Canada Post has extended its lockout notice until Monday in an attempt to reach an agreement in its long-running contract dispute with the Canadian Union of Postal Workers.
However, the union has refused to enter binding negotiations with Canada Post, as suggested by Labour Minister MaryAnn Mihychuk.
The union says it wants Canada Post to create an hourly wage for rural and suburban mail carriers, 70% of whom are women.
They currently earn on average almost 30% less than their mostly male counterparts in the larger urban unit, according to the union.
“We appreciate the offer to help [from the minister], but paying women equally for work of equal value is the law of the land,” said union president Mike Palecek in a release.
“It’s not something that can be awarded or withheld by an arbitrator.”
The union’s rejection comes after Canada Post said it would accept the minister’s proposal, and voluntarily submit to binding arbitration to try to reach an acceptable resolution.
“It has become clear that after seven months of negotiations, the parties remain far apart on key issues at the bargaining table,” reads a release issued by Canada Post.
“The uncertainty caused by the prolonged negotiations is having a severe impact on the business, our employees and our customers.”

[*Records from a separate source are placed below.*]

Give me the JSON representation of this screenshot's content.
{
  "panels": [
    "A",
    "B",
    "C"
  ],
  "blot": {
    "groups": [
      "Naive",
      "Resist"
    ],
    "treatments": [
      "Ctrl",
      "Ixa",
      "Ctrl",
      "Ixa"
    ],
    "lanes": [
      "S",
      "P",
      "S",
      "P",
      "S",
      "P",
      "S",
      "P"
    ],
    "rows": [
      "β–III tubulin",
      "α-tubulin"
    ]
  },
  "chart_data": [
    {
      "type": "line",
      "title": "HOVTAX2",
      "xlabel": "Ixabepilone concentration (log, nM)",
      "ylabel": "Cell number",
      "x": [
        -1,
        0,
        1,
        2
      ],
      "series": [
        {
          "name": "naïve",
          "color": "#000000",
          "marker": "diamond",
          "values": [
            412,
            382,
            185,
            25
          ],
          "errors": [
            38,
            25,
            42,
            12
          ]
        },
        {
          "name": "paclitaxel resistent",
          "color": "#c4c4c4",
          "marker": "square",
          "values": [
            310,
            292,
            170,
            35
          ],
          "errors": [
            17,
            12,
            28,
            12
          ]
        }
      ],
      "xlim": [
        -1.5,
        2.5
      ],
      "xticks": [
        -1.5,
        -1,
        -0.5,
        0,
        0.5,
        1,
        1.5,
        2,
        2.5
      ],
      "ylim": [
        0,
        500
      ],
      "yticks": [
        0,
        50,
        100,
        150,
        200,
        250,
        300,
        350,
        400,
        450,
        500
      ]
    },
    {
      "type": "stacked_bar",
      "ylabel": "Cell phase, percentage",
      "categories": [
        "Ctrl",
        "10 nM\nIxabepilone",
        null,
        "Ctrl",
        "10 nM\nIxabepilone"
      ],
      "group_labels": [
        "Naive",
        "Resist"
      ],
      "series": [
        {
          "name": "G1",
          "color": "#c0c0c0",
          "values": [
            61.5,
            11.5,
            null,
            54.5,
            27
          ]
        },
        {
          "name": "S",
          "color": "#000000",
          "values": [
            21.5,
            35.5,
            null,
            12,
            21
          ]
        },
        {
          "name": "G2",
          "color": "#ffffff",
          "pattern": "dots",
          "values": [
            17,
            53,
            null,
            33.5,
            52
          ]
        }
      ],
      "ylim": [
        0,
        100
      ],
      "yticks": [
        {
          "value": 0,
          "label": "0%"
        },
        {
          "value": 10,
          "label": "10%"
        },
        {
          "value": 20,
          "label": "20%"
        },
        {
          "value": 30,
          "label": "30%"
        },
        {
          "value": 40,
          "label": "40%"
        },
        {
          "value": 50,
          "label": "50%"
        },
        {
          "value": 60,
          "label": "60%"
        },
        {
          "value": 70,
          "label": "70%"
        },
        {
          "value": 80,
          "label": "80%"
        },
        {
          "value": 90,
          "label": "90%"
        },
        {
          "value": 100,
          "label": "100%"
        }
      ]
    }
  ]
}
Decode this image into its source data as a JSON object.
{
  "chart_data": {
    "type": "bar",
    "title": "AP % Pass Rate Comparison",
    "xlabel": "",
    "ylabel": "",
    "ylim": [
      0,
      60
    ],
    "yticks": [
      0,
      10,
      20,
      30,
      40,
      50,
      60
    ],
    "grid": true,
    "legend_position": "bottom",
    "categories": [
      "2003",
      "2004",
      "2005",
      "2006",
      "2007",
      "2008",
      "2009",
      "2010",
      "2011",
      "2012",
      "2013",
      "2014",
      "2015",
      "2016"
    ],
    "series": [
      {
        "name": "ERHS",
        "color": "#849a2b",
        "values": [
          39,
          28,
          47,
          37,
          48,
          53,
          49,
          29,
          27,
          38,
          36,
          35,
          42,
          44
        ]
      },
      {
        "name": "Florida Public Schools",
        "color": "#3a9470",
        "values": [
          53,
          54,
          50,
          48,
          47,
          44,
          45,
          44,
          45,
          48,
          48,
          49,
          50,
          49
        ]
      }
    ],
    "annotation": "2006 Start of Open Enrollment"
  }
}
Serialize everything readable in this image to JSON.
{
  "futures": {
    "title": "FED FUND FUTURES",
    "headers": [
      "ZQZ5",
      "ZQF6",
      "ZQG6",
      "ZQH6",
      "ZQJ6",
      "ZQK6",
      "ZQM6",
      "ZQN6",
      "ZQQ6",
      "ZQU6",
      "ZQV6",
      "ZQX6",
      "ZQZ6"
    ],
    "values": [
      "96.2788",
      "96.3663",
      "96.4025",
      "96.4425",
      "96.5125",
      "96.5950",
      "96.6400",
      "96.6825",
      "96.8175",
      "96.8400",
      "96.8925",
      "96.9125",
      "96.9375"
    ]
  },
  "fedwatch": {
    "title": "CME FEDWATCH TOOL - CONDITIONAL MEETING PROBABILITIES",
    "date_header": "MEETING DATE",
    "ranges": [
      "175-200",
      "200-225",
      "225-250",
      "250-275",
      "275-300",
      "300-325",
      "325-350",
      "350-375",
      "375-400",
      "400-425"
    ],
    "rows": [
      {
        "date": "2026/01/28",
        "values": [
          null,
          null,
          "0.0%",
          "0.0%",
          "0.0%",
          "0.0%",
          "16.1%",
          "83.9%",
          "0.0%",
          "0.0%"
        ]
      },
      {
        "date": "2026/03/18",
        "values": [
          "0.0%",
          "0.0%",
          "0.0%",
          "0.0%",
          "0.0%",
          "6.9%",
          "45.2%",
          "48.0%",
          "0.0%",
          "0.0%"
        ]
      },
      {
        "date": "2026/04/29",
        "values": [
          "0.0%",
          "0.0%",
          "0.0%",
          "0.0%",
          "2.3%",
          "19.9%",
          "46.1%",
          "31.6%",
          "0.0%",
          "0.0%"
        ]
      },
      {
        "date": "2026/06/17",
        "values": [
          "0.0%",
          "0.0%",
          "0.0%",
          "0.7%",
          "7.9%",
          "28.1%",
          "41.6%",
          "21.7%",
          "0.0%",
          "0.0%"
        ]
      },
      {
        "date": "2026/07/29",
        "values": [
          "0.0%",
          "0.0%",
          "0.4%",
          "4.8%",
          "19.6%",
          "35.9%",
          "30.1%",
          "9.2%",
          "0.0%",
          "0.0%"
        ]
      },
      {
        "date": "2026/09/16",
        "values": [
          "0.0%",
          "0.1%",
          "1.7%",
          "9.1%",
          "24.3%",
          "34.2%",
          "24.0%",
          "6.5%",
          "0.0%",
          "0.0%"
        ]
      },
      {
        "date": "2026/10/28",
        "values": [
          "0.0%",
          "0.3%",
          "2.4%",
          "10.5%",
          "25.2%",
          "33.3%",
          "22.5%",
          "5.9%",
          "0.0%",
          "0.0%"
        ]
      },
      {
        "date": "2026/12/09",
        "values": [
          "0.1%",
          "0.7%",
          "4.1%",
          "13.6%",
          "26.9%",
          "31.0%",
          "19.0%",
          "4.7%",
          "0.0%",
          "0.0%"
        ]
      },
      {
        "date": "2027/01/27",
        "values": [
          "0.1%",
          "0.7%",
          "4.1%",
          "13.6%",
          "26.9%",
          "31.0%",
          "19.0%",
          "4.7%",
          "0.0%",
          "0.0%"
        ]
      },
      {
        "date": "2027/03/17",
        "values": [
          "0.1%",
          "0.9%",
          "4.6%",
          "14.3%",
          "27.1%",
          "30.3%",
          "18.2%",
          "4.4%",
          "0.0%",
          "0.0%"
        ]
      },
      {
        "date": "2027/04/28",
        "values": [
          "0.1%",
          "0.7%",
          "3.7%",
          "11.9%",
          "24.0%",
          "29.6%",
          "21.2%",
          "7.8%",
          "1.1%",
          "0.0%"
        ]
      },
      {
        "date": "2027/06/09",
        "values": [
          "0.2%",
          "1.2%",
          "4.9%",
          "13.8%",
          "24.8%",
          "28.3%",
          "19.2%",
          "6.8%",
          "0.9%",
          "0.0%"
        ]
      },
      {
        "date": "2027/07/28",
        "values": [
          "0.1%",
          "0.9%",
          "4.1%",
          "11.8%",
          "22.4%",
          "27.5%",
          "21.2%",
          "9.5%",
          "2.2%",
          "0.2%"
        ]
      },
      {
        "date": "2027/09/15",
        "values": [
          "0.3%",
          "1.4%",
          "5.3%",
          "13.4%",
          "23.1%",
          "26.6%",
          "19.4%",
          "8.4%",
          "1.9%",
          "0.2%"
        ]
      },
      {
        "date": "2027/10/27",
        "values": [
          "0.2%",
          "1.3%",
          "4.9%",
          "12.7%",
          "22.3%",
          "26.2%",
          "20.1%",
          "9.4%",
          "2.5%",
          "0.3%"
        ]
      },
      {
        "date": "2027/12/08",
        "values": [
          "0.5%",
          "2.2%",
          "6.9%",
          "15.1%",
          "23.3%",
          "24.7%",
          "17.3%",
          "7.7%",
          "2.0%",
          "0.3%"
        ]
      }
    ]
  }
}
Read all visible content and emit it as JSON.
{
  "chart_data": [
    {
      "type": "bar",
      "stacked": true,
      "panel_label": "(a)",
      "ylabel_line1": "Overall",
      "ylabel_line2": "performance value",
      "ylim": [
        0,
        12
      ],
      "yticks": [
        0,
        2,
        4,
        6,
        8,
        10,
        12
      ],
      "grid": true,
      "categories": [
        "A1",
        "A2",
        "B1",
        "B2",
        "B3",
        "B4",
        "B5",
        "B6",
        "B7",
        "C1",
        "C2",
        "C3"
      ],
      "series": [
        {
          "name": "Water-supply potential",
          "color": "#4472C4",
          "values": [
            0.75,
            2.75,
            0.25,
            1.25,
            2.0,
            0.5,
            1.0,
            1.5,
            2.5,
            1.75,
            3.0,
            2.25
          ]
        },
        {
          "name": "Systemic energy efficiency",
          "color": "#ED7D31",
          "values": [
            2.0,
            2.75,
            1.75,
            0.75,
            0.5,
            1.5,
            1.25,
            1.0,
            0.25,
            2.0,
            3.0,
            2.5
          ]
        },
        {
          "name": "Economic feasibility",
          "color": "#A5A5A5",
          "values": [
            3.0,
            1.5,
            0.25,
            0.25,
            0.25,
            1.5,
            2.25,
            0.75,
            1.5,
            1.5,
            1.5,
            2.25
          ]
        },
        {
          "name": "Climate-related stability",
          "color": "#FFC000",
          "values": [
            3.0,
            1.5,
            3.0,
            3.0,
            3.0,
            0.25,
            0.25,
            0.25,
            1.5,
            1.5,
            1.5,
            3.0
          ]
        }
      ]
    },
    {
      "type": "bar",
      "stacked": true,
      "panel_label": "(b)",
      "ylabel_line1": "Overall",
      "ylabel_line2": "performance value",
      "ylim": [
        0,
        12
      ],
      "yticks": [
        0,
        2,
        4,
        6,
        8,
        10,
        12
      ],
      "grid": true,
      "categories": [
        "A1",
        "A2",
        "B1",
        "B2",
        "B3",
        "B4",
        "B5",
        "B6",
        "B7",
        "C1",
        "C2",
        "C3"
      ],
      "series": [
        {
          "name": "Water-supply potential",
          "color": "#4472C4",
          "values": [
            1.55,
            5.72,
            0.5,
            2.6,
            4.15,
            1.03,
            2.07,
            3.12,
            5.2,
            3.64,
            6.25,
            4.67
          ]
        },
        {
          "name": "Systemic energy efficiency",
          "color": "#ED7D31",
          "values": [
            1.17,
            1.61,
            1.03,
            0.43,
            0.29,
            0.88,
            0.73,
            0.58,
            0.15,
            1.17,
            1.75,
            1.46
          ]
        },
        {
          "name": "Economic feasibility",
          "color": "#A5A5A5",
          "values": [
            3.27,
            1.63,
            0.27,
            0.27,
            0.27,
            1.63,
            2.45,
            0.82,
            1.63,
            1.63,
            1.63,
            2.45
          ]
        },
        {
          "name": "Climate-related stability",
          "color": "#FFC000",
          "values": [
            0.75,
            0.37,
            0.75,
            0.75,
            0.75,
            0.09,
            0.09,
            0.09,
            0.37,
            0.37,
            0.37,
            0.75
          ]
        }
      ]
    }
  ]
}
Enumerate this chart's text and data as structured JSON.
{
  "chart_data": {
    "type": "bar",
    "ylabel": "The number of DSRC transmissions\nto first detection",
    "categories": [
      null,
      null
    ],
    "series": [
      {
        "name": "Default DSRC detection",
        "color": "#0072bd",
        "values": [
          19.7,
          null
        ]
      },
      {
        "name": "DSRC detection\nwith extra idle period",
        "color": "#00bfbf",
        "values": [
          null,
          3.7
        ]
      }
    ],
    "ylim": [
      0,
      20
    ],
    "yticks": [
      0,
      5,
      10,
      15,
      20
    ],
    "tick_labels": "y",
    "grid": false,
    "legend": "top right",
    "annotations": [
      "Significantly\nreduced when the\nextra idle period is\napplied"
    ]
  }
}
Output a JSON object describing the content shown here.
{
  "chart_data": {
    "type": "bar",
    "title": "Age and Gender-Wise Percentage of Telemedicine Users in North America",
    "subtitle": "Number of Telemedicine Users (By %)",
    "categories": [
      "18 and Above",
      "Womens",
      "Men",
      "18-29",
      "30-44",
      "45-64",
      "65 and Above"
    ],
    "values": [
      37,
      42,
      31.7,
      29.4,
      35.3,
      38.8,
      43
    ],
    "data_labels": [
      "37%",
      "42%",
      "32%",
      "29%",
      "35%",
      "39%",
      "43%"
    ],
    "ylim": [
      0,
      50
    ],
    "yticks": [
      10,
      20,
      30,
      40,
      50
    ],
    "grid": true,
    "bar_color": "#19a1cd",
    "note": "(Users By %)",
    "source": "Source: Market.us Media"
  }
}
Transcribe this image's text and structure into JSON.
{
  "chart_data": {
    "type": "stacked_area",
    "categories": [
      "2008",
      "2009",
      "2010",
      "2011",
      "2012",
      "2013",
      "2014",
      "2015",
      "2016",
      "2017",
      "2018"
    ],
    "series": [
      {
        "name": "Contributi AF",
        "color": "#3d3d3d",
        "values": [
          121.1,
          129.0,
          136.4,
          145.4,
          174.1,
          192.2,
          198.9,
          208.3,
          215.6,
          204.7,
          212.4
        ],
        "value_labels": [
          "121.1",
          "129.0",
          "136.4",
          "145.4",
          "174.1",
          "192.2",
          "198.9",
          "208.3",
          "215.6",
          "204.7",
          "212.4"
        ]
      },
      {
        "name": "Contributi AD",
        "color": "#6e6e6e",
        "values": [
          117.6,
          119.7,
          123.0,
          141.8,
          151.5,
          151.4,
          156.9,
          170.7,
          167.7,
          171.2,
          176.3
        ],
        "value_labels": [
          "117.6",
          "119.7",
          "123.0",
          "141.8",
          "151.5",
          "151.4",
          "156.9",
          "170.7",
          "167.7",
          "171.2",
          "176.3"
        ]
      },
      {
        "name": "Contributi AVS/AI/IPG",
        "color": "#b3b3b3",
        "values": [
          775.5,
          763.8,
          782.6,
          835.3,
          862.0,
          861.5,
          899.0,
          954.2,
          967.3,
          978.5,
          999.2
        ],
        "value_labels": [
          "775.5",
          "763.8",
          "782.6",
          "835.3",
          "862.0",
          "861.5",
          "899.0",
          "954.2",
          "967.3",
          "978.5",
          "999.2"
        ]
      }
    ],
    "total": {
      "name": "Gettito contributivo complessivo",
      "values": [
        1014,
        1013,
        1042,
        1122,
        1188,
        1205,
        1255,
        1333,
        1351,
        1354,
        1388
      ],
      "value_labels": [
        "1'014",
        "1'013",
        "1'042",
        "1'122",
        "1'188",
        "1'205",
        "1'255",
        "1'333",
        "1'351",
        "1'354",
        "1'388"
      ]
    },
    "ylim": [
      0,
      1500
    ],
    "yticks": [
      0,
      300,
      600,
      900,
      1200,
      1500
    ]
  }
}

Issuing the notice allows Canada Post to “take measures that are necessary to respond to the changing business reality,” it says.
Meanwhile, Palecek notes Canada Post fought a major pay equity claim for women for 28 years, and was ordered to pay a $250-million settlement in 2011.
It’s still looking for some of those women, some of whom have passed away, he said.
“Wouldn’t it be easier, not to mention cheaper, for them to just do the right thing now so rural and suburban carriers don’t have to wait?” said Palecek.
“Our members want to work and keep delivering good service to all Canadians. We want to expand our valuable postal service and safeguard it for the public.”